Monday, January 16, 2006

CIBC Rate Forecasts

Some key forecasting
• Prime to rise to 5.50% in 2006 and then drop back down to 5.00% in 2007.
• 10 Year Gov't Bond yields to drop by 30 basisPOINTS by the end of December (P-1.50% for 1 year and the ability to lock in after the teaser period to forecasted lower rates in Dec). Bond Yields predicted to drop further in 2007.
• Cdn dollar to surpass 90 cent threshold and then, when B of Canada forecasted to lower rates in 07, Cdn dollar predicted to weaken to 83/84 cents at that time.

Monday, January 09, 2006

Interest Rate Forecast.

There is speculation that the Bank of Canada may not be as aggressive as originally thought on rate increases this year due to unexpected job losses in December and a slowdown in business spending. Currency traders now only expect two rate increases this year, instead of the 4 they predicted earlier.

Canada's Dollar Falls on Speculation of Fewer Rate Increases Jan. 9 (Bloomberg) -- Canada's dollar fell for a third day on speculation signs of slowing economic growth may curb the pace of interest-rate increases. The Canadian currency fell last week as reports showed business spending slowed to the lowest since July 2003 and the economy unexpectedly lost jobs in December.
The Bank of Canada lifted its benchmark overnight rate three times since September, to 3.25 percent from 2.5 percent. Policy makers next meet on Jan. 24 and March 7.
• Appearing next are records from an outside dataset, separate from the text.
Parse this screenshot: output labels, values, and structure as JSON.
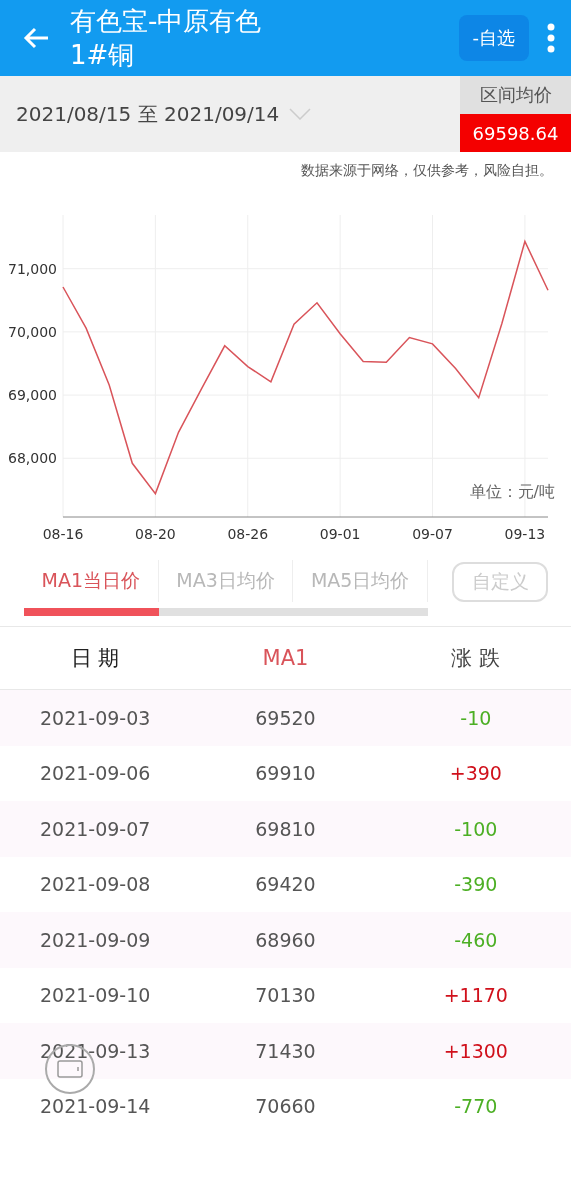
{
  "app_bar": {
    "title_line_1": "有色宝-中原有色",
    "title_line_2": "1#铜",
    "watch_button": "-自选"
  },
  "date_range": {
    "text": "2021/08/15 至 2021/09/14",
    "average_label": "区间均价",
    "average_value": "69598.64"
  },
  "disclaimer": "数据来源于网络，仅供参考，风险自担。",
  "chart": {
    "unit": "单位：元/吨",
    "chart_data": {
      "type": "line",
      "grid": true,
      "categories": [
        "08-16",
        null,
        null,
        null,
        "08-20",
        null,
        null,
        null,
        "08-26",
        null,
        null,
        null,
        "09-01",
        null,
        null,
        null,
        "09-07",
        null,
        null,
        null,
        "09-13",
        null
      ],
      "series": [
        {
          "color": "#d9545a",
          "values": [
            70710,
            70060,
            69160,
            67920,
            67440,
            68410,
            69100,
            69780,
            69450,
            69210,
            70120,
            70460,
            69970,
            69530,
            69520,
            69910,
            69810,
            69420,
            68960,
            70130,
            71430,
            70660
          ]
        }
      ],
      "ylim": [
        67070,
        71850
      ],
      "yticks": [
        {
          "value": 68000,
          "label": "68,000"
        },
        {
          "value": 69000,
          "label": "69,000"
        },
        {
          "value": 70000,
          "label": "70,000"
        },
        {
          "value": 71000,
          "label": "71,000"
        }
      ]
    }
  },
  "tabs": [
    {
      "label": "MA1当日价",
      "selected": true
    },
    {
      "label": "MA3日均价",
      "selected": false
    },
    {
      "label": "MA5日均价",
      "selected": false
    }
  ],
  "custom_button": "自定义",
  "table": {
    "columns": [
      "日 期",
      "MA1",
      "涨 跌"
    ],
    "rows": [
      {
        "date": "2021-09-03",
        "ma1": "69520",
        "change": "-10",
        "color": "#4caf24"
      },
      {
        "date": "2021-09-06",
        "ma1": "69910",
        "change": "+390",
        "color": "#d0101b"
      },
      {
        "date": "2021-09-07",
        "ma1": "69810",
        "change": "-100",
        "color": "#4caf24"
      },
      {
        "date": "2021-09-08",
        "ma1": "69420",
        "change": "-390",
        "color": "#4caf24"
      },
      {
        "date": "2021-09-09",
        "ma1": "68960",
        "change": "-460",
        "color": "#4caf24"
      },
      {
        "date": "2021-09-10",
        "ma1": "70130",
        "change": "+1170",
        "color": "#d0101b"
      },
      {
        "date": "2021-09-13",
        "ma1": "71430",
        "change": "+1300",
        "color": "#d0101b"
      },
      {
        "date": "2021-09-14",
        "ma1": "70660",
        "change": "-770",
        "color": "#4caf24"
      }
    ]
  }
}
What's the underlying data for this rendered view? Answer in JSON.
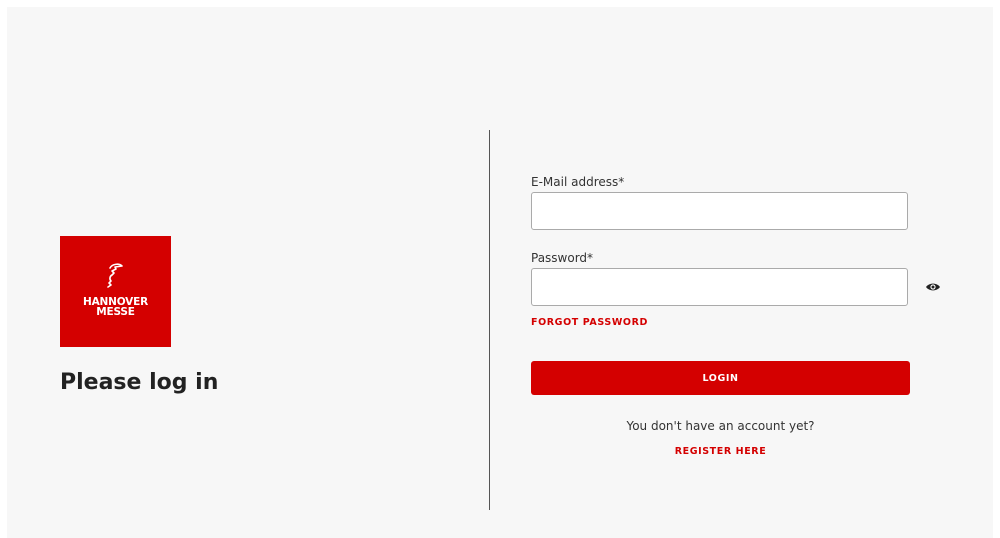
{
  "logo": {
    "line1": "HANNOVER",
    "line2": "MESSE",
    "icon": "hannover-messe-head-mark",
    "color": "#d40000"
  },
  "page_title": "Please log in",
  "form": {
    "email_label": "E-Mail address*",
    "email_value": "",
    "password_label": "Password*",
    "password_value": "",
    "show_password_icon": "eye-icon",
    "forgot_password": "FORGOT PASSWORD",
    "login_button": "LOGIN",
    "no_account_text": "You don't have an account yet?",
    "register_link": "REGISTER HERE"
  },
  "colors": {
    "accent": "#d40000",
    "panel_background": "#f7f7f7",
    "divider": "#555555"
  }
}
``The market has priced out more aggressive moves from the Bank of Canada,'' Marc Levesque, chief strategist at TD Securities in Toronto. ``This is working against the Canadian dollar.'' Canada's dollar fell 0.6 percent to 85.25 U.S. cents at 9 a.m. in Toronto, from 85.80 U.S. cents on Jan. 6. One U.S. dollar buys C$1.1730. The currency has fallen from 87.45 U.S. cents on Dec. 14, which was the highest since January 1992. Levesque predicted the Canadian dollar may weaken to C$1.20, or 83.33 U.S. cents, by the end of this year. Traders now only expect two more rate increases and see less than a 50 percent chance for a third increase this year by the central bank, said Levesque. At the beginning of last week, traders expected four more rate moves by the central bank, he said. Futures Yields The yield for the March bankers' acceptances futures contract fell to 3.80 percent from 3.95 percent at the beginning of this year, which was near the highest in more than a year. Traders use bankers' acceptances contracts as a gauge of expectations for the Bank of Canada's benchmark rate. The futures settle at a three-month lending rate that has averaged 16 basis points above the central bank's rate target since Bloomberg started tracking the gap in 1992.
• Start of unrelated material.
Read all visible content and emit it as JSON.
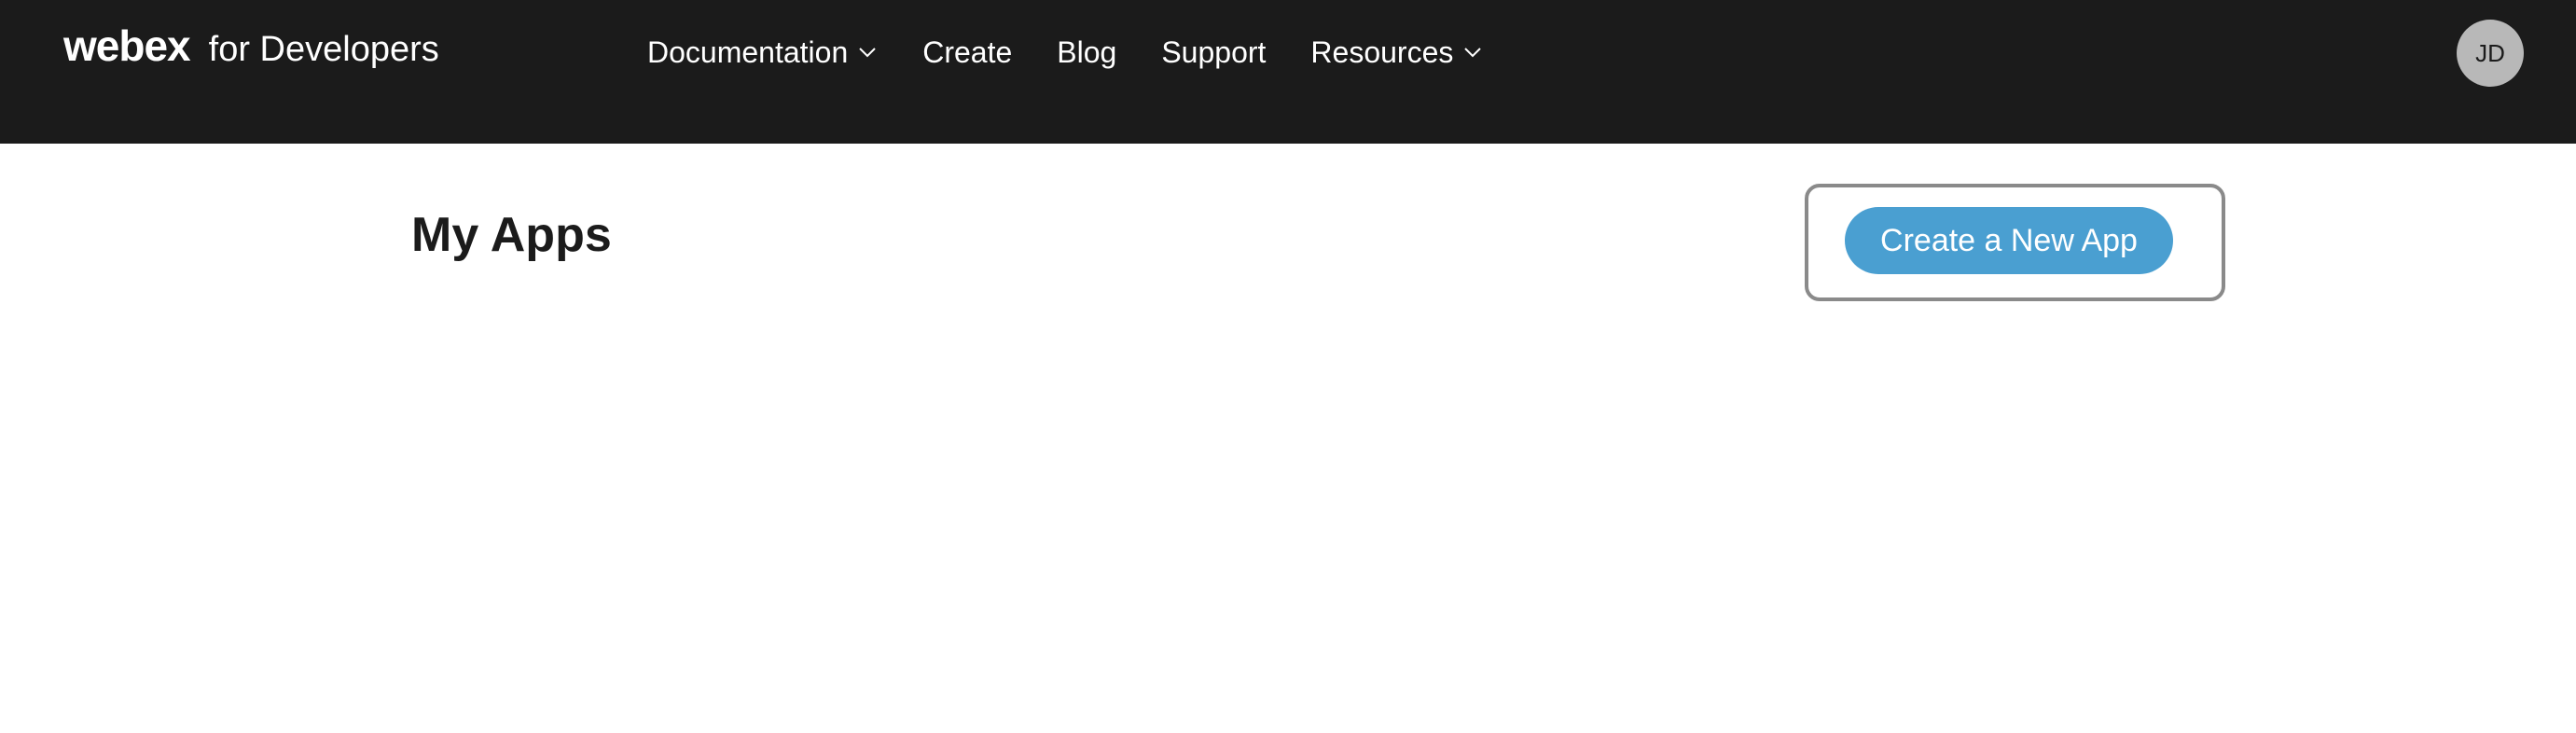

Futures traders have decreased their bets that the Canadian dollar will gain against the U.S. dollar, figures from the Washington-based Commodity Futures Trading Commission show. The difference in the number of wagers by hedge funds and other large speculators on an advance in the Canadian dollar compared with those on a drop -- so-called net longs -- declined to 36,687 as of Jan. 3, compared with net longs of 56,183 as of Dec. 13, the highest ever.